New Algorithm Improves Energy Efficiency of Autonomous Underwater Vehicles

Robotics Researchers have discovered a way for the navigation of strong currents by autonomous underwater vehicles with greater energy efficiency, meaning that the AUVs will be able to collect data in a much better and longer way.

AUV paths planned by framework Credit: Oregon State University.

AUVs like underwater gliders are considered to be valuable research tools primarily limited by their energy budget – every bit of battery power wasted through ineffective trajectories cuts into the time they can spend working.

Historically, a lot of oceanography data sets and sampling came from using ships, which are expensive and can only really be out for a few days at a time. With autonomous underwater vehicles, you can get months-long monitoring. And a way to extend those vehicles’ missions is through smarter planning for how they get from one point of interest to another.

Dylan Jones, a third-year Ph.D. Student in Oregon State University’s Robotics Program and Lead Author on the study

Jones and Ph.D. Advisor Geoff Hollinger, Assistant Professor of Mechanical Engineering in OSU’s College of Engineering, have developed a framework enabling the vehicles to plan energy-efficient trajectories via disturbances that are powerful and uncertain, such as and wind fields and ocean currents.

The framework has an algorithm that samples alternate paths, and also comparison metrics that allow a vehicle to decide when to exactly switch paths based on new information gathered on environmental disturbances.

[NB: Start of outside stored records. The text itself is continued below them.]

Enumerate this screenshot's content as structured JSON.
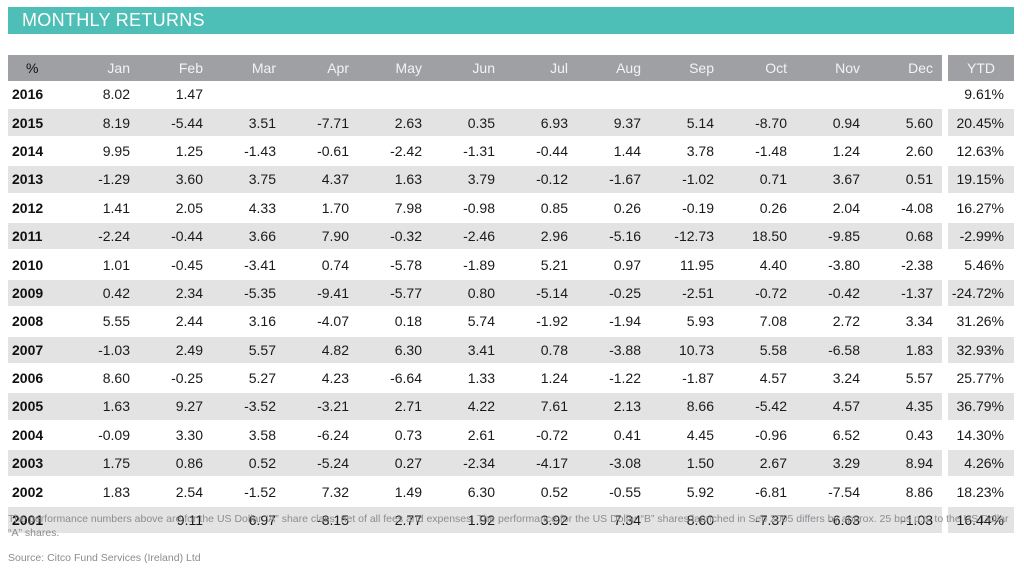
{
  "banner": {
    "title": "MONTHLY RETURNS"
  },
  "table": {
    "headers": [
      "%",
      "Jan",
      "Feb",
      "Mar",
      "Apr",
      "May",
      "Jun",
      "Jul",
      "Aug",
      "Sep",
      "Oct",
      "Nov",
      "Dec",
      "YTD"
    ],
    "rows": [
      [
        "2016",
        "8.02",
        "1.47",
        "",
        "",
        "",
        "",
        "",
        "",
        "",
        "",
        "",
        "",
        "9.61%"
      ],
      [
        "2015",
        "8.19",
        "-5.44",
        "3.51",
        "-7.71",
        "2.63",
        "0.35",
        "6.93",
        "9.37",
        "5.14",
        "-8.70",
        "0.94",
        "5.60",
        "20.45%"
      ],
      [
        "2014",
        "9.95",
        "1.25",
        "-1.43",
        "-0.61",
        "-2.42",
        "-1.31",
        "-0.44",
        "1.44",
        "3.78",
        "-1.48",
        "1.24",
        "2.60",
        "12.63%"
      ],
      [
        "2013",
        "-1.29",
        "3.60",
        "3.75",
        "4.37",
        "1.63",
        "3.79",
        "-0.12",
        "-1.67",
        "-1.02",
        "0.71",
        "3.67",
        "0.51",
        "19.15%"
      ],
      [
        "2012",
        "1.41",
        "2.05",
        "4.33",
        "1.70",
        "7.98",
        "-0.98",
        "0.85",
        "0.26",
        "-0.19",
        "0.26",
        "2.04",
        "-4.08",
        "16.27%"
      ],
      [
        "2011",
        "-2.24",
        "-0.44",
        "3.66",
        "7.90",
        "-0.32",
        "-2.46",
        "2.96",
        "-5.16",
        "-12.73",
        "18.50",
        "-9.85",
        "0.68",
        "-2.99%"
      ],
      [
        "2010",
        "1.01",
        "-0.45",
        "-3.41",
        "0.74",
        "-5.78",
        "-1.89",
        "5.21",
        "0.97",
        "11.95",
        "4.40",
        "-3.80",
        "-2.38",
        "5.46%"
      ],
      [
        "2009",
        "0.42",
        "2.34",
        "-5.35",
        "-9.41",
        "-5.77",
        "0.80",
        "-5.14",
        "-0.25",
        "-2.51",
        "-0.72",
        "-0.42",
        "-1.37",
        "-24.72%"
      ],
      [
        "2008",
        "5.55",
        "2.44",
        "3.16",
        "-4.07",
        "0.18",
        "5.74",
        "-1.92",
        "-1.94",
        "5.93",
        "7.08",
        "2.72",
        "3.34",
        "31.26%"
      ],
      [
        "2007",
        "-1.03",
        "2.49",
        "5.57",
        "4.82",
        "6.30",
        "3.41",
        "0.78",
        "-3.88",
        "10.73",
        "5.58",
        "-6.58",
        "1.83",
        "32.93%"
      ],
      [
        "2006",
        "8.60",
        "-0.25",
        "5.27",
        "4.23",
        "-6.64",
        "1.33",
        "1.24",
        "-1.22",
        "-1.87",
        "4.57",
        "3.24",
        "5.57",
        "25.77%"
      ],
      [
        "2005",
        "1.63",
        "9.27",
        "-3.52",
        "-3.21",
        "2.71",
        "4.22",
        "7.61",
        "2.13",
        "8.66",
        "-5.42",
        "4.57",
        "4.35",
        "36.79%"
      ],
      [
        "2004",
        "-0.09",
        "3.30",
        "3.58",
        "-6.24",
        "0.73",
        "2.61",
        "-0.72",
        "0.41",
        "4.45",
        "-0.96",
        "6.52",
        "0.43",
        "14.30%"
      ],
      [
        "2003",
        "1.75",
        "0.86",
        "0.52",
        "-5.24",
        "0.27",
        "-2.34",
        "-4.17",
        "-3.08",
        "1.50",
        "2.67",
        "3.29",
        "8.94",
        "4.26%"
      ],
      [
        "2002",
        "1.83",
        "2.54",
        "-1.52",
        "7.32",
        "1.49",
        "6.30",
        "0.52",
        "-0.55",
        "5.92",
        "-6.81",
        "-7.54",
        "8.86",
        "18.23%"
      ],
      [
        "2001",
        "",
        "9.11",
        "6.97",
        "-8.15",
        "2.77",
        "1.92",
        "3.92",
        "7.34",
        "8.60",
        "-7.37",
        "-6.63",
        "-1.03",
        "16.44%"
      ]
    ]
  },
  "footer": {
    "note": "The performance numbers above are for the US Dollar “A” share class, net of all fees and expenses. The performance for the US Dollar “B” shares launched in Sep 2005 differs by approx. 25 bps p.a. to the US Dollar “A” shares.",
    "source": "Source: Citco Fund Services (Ireland) Ltd"
  },
  "colors": {
    "banner": "#4dbfb6",
    "header": "#9ea0a3",
    "stripe": "#e3e3e4"
  }
}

The framework was tested in a simulated environment, referring to a data set of currents from the Regional Ocean Modeling System, and it was also tested on a windy lake with an autonomous boat.

The findings have been recently published in IEEE Robotics and Automation Letters and they reveal that the algorithm is capable of planning vehicle paths that are more energy efficient in comparison to those planned by the currently available methods. The results also highlighted that the algorithm is strong enough to handle environments for which much data is not available.

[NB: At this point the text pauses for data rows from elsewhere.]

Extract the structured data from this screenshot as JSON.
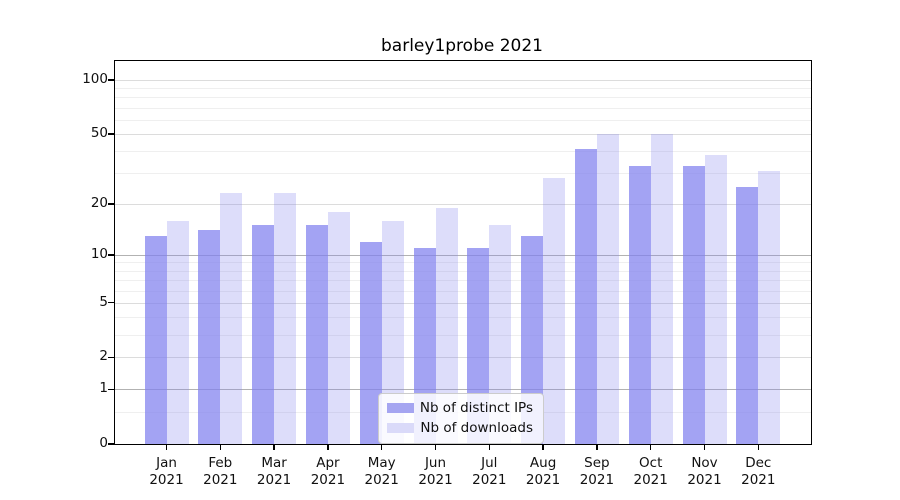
{
  "title": "barley1probe 2021",
  "chart_data": {
    "type": "bar",
    "title": "barley1probe 2021",
    "categories": [
      "Jan 2021",
      "Feb 2021",
      "Mar 2021",
      "Apr 2021",
      "May 2021",
      "Jun 2021",
      "Jul 2021",
      "Aug 2021",
      "Sep 2021",
      "Oct 2021",
      "Nov 2021",
      "Dec 2021"
    ],
    "series": [
      {
        "name": "Nb of distinct IPs",
        "color": "#a5a5f1",
        "values": [
          13,
          14,
          15,
          15,
          12,
          11,
          11,
          13,
          41,
          33,
          33,
          25
        ]
      },
      {
        "name": "Nb of downloads",
        "color": "#dadaf9",
        "values": [
          16,
          23,
          23,
          18,
          16,
          19,
          15,
          28,
          50,
          50,
          38,
          31
        ]
      }
    ],
    "xlabel": "",
    "ylabel": "",
    "yscale": "symlog",
    "yticks_major": [
      0,
      1,
      2,
      5,
      10,
      20,
      50,
      100
    ],
    "yticks_minor": [
      0.5,
      3,
      4,
      6,
      7,
      8,
      9,
      30,
      40,
      60,
      70,
      80,
      90
    ],
    "ylim": [
      0,
      128
    ],
    "grid": "on",
    "legend_position": "lower center",
    "colors": {
      "series0": "#a5a5f1",
      "series1": "#dadaf9",
      "grid_major": "#dcdcdc",
      "grid_decade": "#b2b2b2",
      "grid_minor": "#efefef",
      "spine": "#000000",
      "text": "#111111"
    }
  }
}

Findings also suggest that three of the framework’s five path comparison metrics can be employed for planning increasingly efficient routes when compared to planning exclusively based on the ocean current forecast.

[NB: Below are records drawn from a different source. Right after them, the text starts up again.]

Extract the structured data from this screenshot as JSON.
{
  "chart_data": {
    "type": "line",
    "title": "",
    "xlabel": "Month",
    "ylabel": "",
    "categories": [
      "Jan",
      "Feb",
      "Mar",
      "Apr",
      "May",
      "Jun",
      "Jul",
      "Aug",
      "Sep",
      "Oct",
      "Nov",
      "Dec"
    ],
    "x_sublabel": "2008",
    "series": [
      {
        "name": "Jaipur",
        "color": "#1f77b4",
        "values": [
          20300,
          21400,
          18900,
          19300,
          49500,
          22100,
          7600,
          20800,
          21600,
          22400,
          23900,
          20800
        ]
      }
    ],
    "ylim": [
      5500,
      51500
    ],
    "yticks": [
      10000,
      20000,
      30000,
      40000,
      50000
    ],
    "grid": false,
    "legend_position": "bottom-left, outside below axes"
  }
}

We generalized past trajectory optimization techniques and also removed the assumption that trajectory waypoints are equally spaced in time. Removing that assumption improves on the state of the art in energy-efficient path planning. These are under-actuated vehicles – they don’t go fast in relation to the strong ocean currents, so one way to get them to travel more efficiently is to go with the flow, to coast and not use energy. We’re building more intelligence into these vehicles so they can more reliably accomplish their missions.

Dylan Jones, a third-year Ph.D. Student in Oregon State University’s Robotics Program and Lead Author on the study

Jones highlights that overcoming powerful disturbances is a vital component of putting any type of robot in a real-life environment. Earlier planning algorithms have not always taken into account the dynamics of the vehicle they were planning for, he said.

“Sometimes we make assumptions in the lab or do simulations that don’t translate in the real world,” Jones said. “Sometimes a disturbance is too strong to be overcome, or sometimes it can be overcome but the path deviates so significantly that it would put the robot in a danger area. We have to consider all the possible locations of a robot. There are smarter ways of considering these various disturbances, and this gives us a better way of planning paths that are least affected by disturbances.”

According to Jones, any disconnect between the planner and the controller can be dangerous.

The way we see this work going is to bridge that gap – how do we look at paths that are easier for controllers to follow, and how do we make controllers follow paths better? We can be more energy efficient when we consider the whole environment, planning paths so that the controller of the vehicle doesn't have to work as hard.

Dylan Jones, a third-year Ph.D. Student in Oregon State University’s Robotics Program and Lead Author on the study

Research in the future will also deal with “informative path planning” – planning paths that originally collect information about the environment and disturbances that the algorithm can use later in order to plan more energy-efficient routes.

“How do we combine these two ideas – planning a path for energy efficiency while also trying to gather information that will inform efficient path planning?” Jones said. “There will be tradeoffs and it might come down to, do I pay five hours now to save six hours later on? Another possible research direction is to look at a multi-vehicle situation where one vehicle can scout ahead and relay information to one or more others – they could possibly have a low shared energy cost by intelligently assigning goals and sharing information.”